Pétrarque (1304-1374)
Recueil : Sonnets et Canzones - Pendant la vie de Madame Laure
Traductions, commentaires et numérotations de Francisque Reynard (1883)

Pendant la vie de Laure - Sonnets 81 à 90


 

(118/366) - Sonnet 81 : Bien qu’il reconnaisse que son amour le rend très malheureux, il persiste à vouloir toujours aimer Laure.
(122/366) - Sonnet 82 : Une habitude ne se perd pas, quelque dommage qu’on en retire, témoin son propre exemple.
(123/366) - Sonnet 83 : Laure a pâli à la nouvelle qu’il doit s’éloigner d’elle.
(124/366) - Sonnet 84 : Amour, Fortune, et le souvenir du passé lui interdisent d’espérer des jours heureux.
(130/366) - Sonnet 85 : Forcé de s’éloigner de Laure, il pleure, soupire et se console avec son imagination.
(131/366) - Sonnet 86 : Il espère qu’en donnant plus de force à ses vers, Laure lui sera plus favorable.
(132/366) - Sonnet 87 : Il voudrait expliquer la cause de tant d’effets contraires qui se manifestent dans l’amour, mais il ne le sait pas.
(133/366) - Sonnet 88 : Il reproche à l’Amour d’être cause des maux dont il est affligé, sans espoir d’en guérir.
(134/366) - Sonnet 89 : Il prie Laure de voir la cruelle agitation dans laquelle elle l’a jeté.
(140/366) - Sonnet 90 : Il n’a pas le courage de dire à Laure : je t’aime ; il se résigne à l’aimer en silence.

 

Sonnet 81

Bien qu’il reconnaisse que son amour le rend très malheureux, il persiste à vouloir toujours aimer Laure.

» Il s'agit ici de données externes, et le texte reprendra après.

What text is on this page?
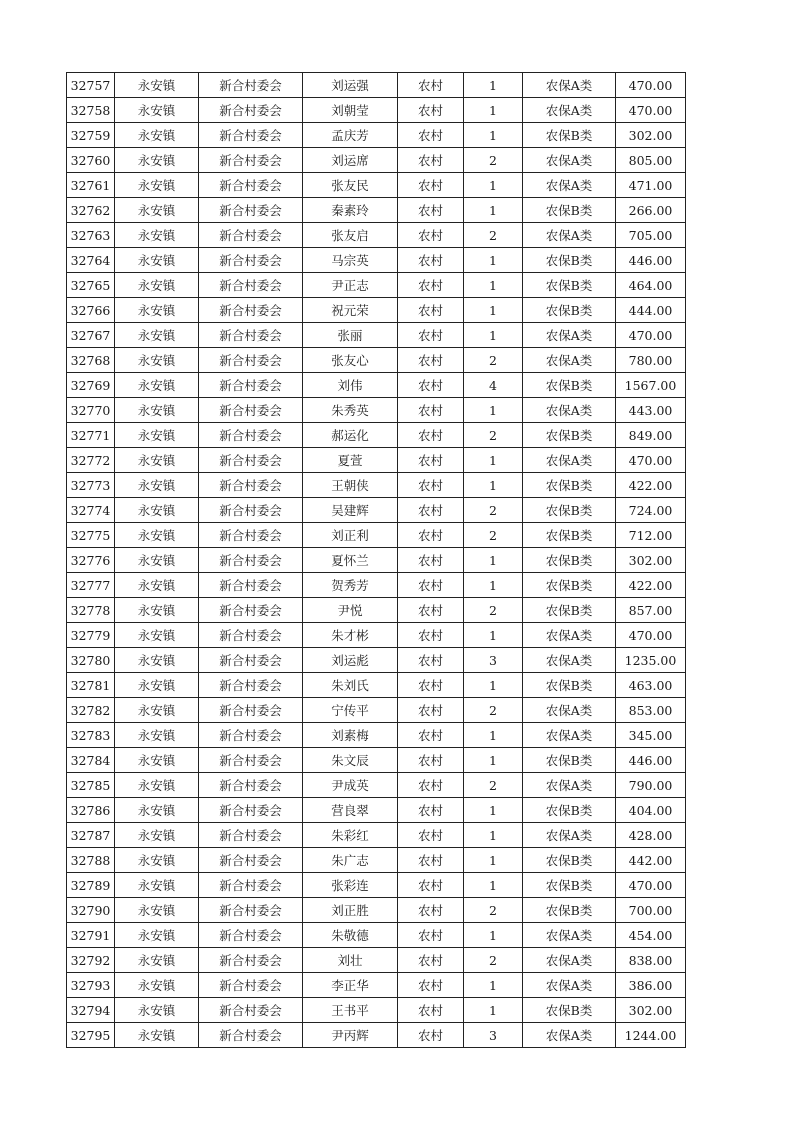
32757	永安镇	新合村委会	刘运强	农村	1	农保A类	470.00
32758	永安镇	新合村委会	刘朝莹	农村	1	农保A类	470.00
32759	永安镇	新合村委会	孟庆芳	农村	1	农保B类	302.00
32760	永安镇	新合村委会	刘运席	农村	2	农保A类	805.00
32761	永安镇	新合村委会	张友民	农村	1	农保A类	471.00
32762	永安镇	新合村委会	秦素玲	农村	1	农保B类	266.00
32763	永安镇	新合村委会	张友启	农村	2	农保A类	705.00
32764	永安镇	新合村委会	马宗英	农村	1	农保B类	446.00
32765	永安镇	新合村委会	尹正志	农村	1	农保B类	464.00
32766	永安镇	新合村委会	祝元荣	农村	1	农保B类	444.00
32767	永安镇	新合村委会	张丽	农村	1	农保A类	470.00
32768	永安镇	新合村委会	张友心	农村	2	农保A类	780.00
32769	永安镇	新合村委会	刘伟	农村	4	农保B类	1567.00
32770	永安镇	新合村委会	朱秀英	农村	1	农保A类	443.00
32771	永安镇	新合村委会	郝运化	农村	2	农保B类	849.00
32772	永安镇	新合村委会	夏萱	农村	1	农保A类	470.00
32773	永安镇	新合村委会	王朝侠	农村	1	农保B类	422.00
32774	永安镇	新合村委会	吴建辉	农村	2	农保B类	724.00
32775	永安镇	新合村委会	刘正利	农村	2	农保B类	712.00
32776	永安镇	新合村委会	夏怀兰	农村	1	农保B类	302.00
32777	永安镇	新合村委会	贺秀芳	农村	1	农保B类	422.00
32778	永安镇	新合村委会	尹悦	农村	2	农保B类	857.00
32779	永安镇	新合村委会	朱才彬	农村	1	农保A类	470.00
32780	永安镇	新合村委会	刘运彪	农村	3	农保A类	1235.00
32781	永安镇	新合村委会	朱刘氏	农村	1	农保B类	463.00
32782	永安镇	新合村委会	宁传平	农村	2	农保A类	853.00
32783	永安镇	新合村委会	刘素梅	农村	1	农保A类	345.00
32784	永安镇	新合村委会	朱文辰	农村	1	农保B类	446.00
32785	永安镇	新合村委会	尹成英	农村	2	农保A类	790.00
32786	永安镇	新合村委会	营良翠	农村	1	农保B类	404.00
32787	永安镇	新合村委会	朱彩红	农村	1	农保A类	428.00
32788	永安镇	新合村委会	朱广志	农村	1	农保B类	442.00
32789	永安镇	新合村委会	张彩连	农村	1	农保B类	470.00
32790	永安镇	新合村委会	刘正胜	农村	2	农保B类	700.00
32791	永安镇	新合村委会	朱敬德	农村	1	农保A类	454.00
32792	永安镇	新合村委会	刘壮	农村	2	农保A类	838.00
32793	永安镇	新合村委会	李正华	农村	1	农保A类	386.00
32794	永安镇	新合村委会	王书平	农村	1	农保B类	302.00
32795	永安镇	新合村委会	尹丙辉	农村	3	农保A类	1244.00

Rimansi a dietro il sestodecimo anno
de' miei sospiri, et io trapasso inanzi
verso l'extremo; et parmi che pur dianzi
fosse 'l principio di cotanto affanno.

L'amar m'è dolce, et util il mio danno,
e 'l viver grave; et prego ch'egli avanzi
l'empia Fortuna, et temo no chiuda anzi
Morte i begli occhi che parlar mi fanno.

Or qui son, lasso, et voglio esser altrove;
et vorrei piú volere, et piú non voglio;
et per piú non poter fo quant'io posso;

e d'antichi desir' lagrime nove
provan com'io son pur quel ch'i' mi soglio,
né per mille rivolte anchor son mosso.


Elle est déjà passée la seizième année de mes soupirs ; et moi je cours avant l’heure à ma fin ; et cependant il me semble que c’est à peine si mon cruel martyre vient de commencer.

Aimer m’est doux, et ma peine m’est utile, et vivre m’est pénible. Et je désire que ma vie dure plus longtemps que ma mauvaise fortune ; et je crains que la mort ne ferme auparavant les beaux yeux qui me font parler.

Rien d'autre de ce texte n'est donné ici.